Thanks for any clarification! I’m trying to fill in gaps in my knowledge. :slight_smile:

Yes, exactly. When you change the baro setting on the altimeter, what you are doing is moving that standard pressure vs altitude curve up or down. It keeps the same shape and change in altitude for a given change in pressure.

ATC does the same correction to pressure altitude below the transition altitude that the pilot does. They essentially have the same way as the pilot to dial that curve up or down based on the QNH. That way, if the pilot dials in the wrong QNH, either purposefully or inadvertently, they can catch it!

Ah, that makes perfect sense, now that I see all the pieces together.
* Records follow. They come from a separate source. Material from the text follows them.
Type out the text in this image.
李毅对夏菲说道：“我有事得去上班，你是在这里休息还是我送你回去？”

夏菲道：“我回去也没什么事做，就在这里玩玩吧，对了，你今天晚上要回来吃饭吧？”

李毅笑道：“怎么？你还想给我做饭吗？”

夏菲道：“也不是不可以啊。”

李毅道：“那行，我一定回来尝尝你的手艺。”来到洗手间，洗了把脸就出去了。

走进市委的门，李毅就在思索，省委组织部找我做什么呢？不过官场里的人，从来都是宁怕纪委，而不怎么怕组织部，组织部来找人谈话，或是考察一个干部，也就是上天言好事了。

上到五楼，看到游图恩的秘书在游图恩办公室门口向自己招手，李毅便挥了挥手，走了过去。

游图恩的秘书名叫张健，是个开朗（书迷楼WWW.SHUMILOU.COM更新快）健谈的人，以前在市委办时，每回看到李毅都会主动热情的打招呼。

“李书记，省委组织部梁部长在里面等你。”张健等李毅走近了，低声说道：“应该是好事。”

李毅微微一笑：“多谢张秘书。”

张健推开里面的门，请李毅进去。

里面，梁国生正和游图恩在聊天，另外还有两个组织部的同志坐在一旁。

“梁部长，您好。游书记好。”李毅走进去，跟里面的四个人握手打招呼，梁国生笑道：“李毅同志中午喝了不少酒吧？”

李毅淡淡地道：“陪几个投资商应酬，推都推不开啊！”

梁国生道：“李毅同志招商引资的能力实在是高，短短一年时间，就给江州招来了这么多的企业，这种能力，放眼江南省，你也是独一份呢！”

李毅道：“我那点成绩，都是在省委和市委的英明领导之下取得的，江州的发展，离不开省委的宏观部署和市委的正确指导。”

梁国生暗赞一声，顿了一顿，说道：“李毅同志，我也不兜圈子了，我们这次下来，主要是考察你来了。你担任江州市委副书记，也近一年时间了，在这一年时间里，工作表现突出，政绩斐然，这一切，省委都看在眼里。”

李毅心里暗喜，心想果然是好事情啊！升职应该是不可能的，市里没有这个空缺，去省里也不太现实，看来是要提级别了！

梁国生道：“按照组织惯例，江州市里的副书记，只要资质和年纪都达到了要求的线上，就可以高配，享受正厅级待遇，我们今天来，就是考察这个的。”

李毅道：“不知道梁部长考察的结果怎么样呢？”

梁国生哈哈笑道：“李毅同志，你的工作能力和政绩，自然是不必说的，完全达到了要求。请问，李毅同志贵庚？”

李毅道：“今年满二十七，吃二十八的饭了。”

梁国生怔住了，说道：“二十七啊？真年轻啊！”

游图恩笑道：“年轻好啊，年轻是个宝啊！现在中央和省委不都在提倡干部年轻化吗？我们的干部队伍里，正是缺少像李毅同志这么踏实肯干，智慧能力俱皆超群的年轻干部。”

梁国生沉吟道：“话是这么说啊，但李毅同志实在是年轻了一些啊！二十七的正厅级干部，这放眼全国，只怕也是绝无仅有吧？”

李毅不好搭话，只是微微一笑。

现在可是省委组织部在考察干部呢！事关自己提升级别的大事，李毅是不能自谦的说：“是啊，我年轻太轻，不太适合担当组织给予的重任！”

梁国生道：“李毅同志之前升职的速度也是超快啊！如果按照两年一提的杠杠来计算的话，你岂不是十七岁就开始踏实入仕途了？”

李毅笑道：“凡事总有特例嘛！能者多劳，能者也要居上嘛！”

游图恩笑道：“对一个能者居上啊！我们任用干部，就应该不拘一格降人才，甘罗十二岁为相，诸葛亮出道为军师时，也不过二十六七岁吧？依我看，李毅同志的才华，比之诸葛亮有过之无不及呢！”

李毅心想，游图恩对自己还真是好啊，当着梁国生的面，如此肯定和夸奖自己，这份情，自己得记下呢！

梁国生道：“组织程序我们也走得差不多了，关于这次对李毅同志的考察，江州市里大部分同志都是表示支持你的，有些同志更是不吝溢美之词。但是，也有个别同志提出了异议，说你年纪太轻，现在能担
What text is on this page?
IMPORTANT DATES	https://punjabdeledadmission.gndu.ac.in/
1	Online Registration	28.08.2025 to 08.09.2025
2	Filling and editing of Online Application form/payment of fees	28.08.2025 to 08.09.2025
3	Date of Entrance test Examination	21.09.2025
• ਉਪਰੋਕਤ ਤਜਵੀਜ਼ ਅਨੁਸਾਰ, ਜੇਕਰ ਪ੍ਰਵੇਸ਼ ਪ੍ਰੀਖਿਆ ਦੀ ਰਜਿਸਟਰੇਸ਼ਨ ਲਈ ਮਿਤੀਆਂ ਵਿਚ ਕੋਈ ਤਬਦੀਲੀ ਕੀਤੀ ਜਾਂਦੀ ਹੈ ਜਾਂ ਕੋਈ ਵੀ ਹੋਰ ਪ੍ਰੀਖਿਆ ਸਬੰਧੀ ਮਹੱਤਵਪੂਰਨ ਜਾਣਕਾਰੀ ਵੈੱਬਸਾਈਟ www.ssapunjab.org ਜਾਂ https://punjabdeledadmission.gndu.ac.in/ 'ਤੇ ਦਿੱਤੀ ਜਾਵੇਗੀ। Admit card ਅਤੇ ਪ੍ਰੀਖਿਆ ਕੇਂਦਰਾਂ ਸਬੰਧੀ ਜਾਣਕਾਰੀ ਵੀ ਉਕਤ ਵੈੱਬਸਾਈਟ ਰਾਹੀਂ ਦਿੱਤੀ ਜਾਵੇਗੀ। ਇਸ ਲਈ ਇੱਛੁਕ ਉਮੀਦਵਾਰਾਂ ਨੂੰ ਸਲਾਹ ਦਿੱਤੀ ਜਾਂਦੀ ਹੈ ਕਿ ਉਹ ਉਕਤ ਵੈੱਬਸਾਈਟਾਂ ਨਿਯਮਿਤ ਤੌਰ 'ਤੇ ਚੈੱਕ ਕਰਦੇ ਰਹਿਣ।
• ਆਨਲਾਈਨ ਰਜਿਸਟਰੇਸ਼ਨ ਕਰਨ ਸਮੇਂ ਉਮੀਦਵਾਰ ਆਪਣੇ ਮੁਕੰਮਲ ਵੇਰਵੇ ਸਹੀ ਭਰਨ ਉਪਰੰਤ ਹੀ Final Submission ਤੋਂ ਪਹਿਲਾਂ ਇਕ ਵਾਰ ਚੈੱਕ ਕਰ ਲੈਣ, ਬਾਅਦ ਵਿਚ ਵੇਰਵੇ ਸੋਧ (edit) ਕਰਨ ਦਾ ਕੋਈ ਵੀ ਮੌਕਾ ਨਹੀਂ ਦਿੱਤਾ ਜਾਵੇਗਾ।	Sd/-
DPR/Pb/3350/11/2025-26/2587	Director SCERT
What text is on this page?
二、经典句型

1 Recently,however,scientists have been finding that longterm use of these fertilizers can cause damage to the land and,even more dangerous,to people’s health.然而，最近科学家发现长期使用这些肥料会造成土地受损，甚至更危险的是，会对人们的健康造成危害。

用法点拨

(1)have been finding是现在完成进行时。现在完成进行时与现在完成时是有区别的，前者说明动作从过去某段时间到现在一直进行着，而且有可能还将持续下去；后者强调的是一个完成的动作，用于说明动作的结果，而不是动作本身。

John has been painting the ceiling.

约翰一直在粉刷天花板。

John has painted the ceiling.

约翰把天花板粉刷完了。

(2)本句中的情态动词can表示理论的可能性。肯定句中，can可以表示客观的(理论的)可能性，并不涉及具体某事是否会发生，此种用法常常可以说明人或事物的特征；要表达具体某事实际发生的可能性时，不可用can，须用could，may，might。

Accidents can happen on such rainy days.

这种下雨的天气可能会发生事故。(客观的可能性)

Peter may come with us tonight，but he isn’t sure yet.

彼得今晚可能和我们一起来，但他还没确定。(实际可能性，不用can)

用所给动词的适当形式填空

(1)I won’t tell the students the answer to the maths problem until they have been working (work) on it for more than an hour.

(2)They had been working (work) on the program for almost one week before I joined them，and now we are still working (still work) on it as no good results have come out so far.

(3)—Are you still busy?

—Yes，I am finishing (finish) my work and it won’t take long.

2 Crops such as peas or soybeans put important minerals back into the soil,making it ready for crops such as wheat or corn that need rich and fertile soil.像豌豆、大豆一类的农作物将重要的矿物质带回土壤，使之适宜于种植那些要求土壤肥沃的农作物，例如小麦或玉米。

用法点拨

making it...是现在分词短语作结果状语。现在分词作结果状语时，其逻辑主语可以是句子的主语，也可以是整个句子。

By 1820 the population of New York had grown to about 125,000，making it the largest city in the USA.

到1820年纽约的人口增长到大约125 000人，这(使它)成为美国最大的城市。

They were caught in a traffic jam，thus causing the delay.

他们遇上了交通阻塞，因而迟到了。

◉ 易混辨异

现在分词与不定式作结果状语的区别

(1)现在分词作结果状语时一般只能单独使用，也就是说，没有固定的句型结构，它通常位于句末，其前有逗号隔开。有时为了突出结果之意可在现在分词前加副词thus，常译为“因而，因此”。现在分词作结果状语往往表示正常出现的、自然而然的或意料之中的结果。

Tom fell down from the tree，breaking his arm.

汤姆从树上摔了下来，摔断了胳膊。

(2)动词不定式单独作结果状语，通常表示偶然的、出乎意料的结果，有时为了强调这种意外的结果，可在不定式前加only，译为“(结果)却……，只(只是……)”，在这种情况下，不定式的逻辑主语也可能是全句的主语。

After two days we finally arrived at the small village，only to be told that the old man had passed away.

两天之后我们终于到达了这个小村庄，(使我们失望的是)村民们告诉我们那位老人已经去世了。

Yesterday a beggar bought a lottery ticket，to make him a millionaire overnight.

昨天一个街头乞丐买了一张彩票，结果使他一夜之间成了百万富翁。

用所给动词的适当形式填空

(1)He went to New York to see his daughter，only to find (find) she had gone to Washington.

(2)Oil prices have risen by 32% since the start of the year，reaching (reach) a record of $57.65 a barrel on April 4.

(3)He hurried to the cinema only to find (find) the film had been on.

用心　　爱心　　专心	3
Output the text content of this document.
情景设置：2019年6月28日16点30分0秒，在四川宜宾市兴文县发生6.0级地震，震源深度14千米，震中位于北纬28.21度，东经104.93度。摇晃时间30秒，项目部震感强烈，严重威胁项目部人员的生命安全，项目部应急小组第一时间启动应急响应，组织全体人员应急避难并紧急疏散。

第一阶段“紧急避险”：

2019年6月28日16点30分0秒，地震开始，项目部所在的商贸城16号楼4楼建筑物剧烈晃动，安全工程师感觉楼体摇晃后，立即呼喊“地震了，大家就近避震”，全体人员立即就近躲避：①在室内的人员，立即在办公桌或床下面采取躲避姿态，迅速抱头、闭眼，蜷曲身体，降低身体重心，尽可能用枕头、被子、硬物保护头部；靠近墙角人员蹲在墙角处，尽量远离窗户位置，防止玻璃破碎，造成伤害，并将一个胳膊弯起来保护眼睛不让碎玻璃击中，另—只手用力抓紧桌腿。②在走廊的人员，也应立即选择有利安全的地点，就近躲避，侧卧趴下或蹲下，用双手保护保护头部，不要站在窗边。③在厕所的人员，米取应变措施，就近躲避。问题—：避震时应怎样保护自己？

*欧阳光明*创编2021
ATC only needs the uncorrected pressure altitude, since they know the local baro pressure (of course!). Thanks for the data. :slight_smile:

Now to wait for the fix. :wink:

Yes, exactly like I said in my post. Indicated altitude simvar is what is shown in the altimeter, doesn’t matter which baro setting you have.

And I’m 99% sure that vPilot reads PRESSURE ALTITUDE and reports that altitude to Euroscope.

Unless Euroscope calculate altitude from indicated altitude, that’s possible too.